Delving deeper than most, William Basinski returns with the elegant sadness of his new album, A Shadow In Time.
Constructed from his signature swirling, endlessly ambient tape loops, A Shadow In Time is possibly the most affecting work he has composed since the first chapter of the Disintegration Loops slowly weaved its way into our collective psyche.
Composed of two extended pieces, A Shadow In Time opens with a heartbreakingly pure tribute to the late David Bowie. Said to be built with re-purposed tape fragments that had been chewed up by a former roommate's cat, quoted by Basinski as “this big, fat motherf***er,”. Using its full title of 'A Shadow In Time... For David Robert Jones', Basinski performed strikingly meditative (even for a William Basinski gig!) extended versions of the album, following a commissioned performance at LA gallery Volume in the immediate weeks following Bowie's passing last January.
For David Robert Jones' slowly unravels itself with richly formed layers of choral angelic vocals before a lone saxophone drifts into the mix echoing Bowie's vastly considered creative peak of 1977's Low. Pulling influence from the second half of Low (notably the bowing out of Subterraneans) Basinski crafts an aching melancholy that at once echoes this period strongly, yet sounds even further away than the long winter nights of 1975 in which Bowie recorded Subterraneans.

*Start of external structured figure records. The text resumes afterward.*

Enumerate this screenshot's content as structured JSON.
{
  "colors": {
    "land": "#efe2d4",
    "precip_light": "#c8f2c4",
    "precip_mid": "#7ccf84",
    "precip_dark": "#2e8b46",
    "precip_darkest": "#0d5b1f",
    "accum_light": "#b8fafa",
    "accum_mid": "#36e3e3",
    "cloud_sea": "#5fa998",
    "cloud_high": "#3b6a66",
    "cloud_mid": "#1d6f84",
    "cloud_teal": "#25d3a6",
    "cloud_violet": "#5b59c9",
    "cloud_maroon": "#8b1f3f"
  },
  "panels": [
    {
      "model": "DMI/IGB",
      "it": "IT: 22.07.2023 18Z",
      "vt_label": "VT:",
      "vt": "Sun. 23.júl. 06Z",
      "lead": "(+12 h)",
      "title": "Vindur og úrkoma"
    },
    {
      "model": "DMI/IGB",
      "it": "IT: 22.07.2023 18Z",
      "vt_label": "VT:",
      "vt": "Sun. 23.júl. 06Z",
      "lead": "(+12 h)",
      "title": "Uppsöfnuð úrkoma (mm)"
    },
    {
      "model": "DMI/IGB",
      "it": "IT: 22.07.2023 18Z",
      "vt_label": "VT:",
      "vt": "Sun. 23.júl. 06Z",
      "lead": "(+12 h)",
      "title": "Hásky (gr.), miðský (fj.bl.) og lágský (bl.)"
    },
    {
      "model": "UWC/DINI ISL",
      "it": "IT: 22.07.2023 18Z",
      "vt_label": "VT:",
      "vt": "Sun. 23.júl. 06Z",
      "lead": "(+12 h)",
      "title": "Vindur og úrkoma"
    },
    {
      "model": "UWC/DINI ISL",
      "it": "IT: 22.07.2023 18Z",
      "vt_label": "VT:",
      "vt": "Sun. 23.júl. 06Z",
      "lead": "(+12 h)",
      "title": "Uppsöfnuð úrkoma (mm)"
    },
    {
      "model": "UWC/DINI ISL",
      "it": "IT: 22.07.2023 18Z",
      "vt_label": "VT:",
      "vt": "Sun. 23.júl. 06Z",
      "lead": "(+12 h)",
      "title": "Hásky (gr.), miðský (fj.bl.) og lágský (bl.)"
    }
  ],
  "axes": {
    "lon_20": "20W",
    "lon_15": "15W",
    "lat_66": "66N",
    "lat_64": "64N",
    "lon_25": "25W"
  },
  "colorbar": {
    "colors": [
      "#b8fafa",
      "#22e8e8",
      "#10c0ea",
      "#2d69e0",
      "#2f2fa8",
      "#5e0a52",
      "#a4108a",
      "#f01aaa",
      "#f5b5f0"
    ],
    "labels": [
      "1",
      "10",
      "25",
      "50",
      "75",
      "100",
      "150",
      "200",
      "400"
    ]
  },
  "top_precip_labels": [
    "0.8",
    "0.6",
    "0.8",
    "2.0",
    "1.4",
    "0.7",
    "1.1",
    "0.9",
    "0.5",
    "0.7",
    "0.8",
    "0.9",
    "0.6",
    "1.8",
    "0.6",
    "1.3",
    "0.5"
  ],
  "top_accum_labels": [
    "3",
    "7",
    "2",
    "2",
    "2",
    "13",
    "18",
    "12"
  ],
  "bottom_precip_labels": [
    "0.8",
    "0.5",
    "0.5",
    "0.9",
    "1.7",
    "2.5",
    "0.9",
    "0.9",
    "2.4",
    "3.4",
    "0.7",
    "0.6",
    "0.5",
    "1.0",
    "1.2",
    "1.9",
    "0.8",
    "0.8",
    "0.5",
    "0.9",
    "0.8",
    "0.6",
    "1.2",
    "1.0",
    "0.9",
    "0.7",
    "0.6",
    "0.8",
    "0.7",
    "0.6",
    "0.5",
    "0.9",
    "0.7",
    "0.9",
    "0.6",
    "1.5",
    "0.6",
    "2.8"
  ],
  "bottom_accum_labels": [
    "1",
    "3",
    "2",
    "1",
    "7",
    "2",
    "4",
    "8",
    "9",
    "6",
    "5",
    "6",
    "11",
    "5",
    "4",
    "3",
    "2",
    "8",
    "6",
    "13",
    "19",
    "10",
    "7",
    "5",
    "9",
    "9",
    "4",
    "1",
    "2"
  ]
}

Moving further afield, the album's second half moves more into the direction of his acclaimed 2001 album Watermusic, using the same Voyetra 8 as that recording, A Shadow In Time blends a misty glaze over his endlessly forming sounds, creating an increasingly immersive yet startlingly raw blend of metallic ambience that long after the recording ends, continues like the very best work of William Basinski - to stay rooted in your mind for hours to follow.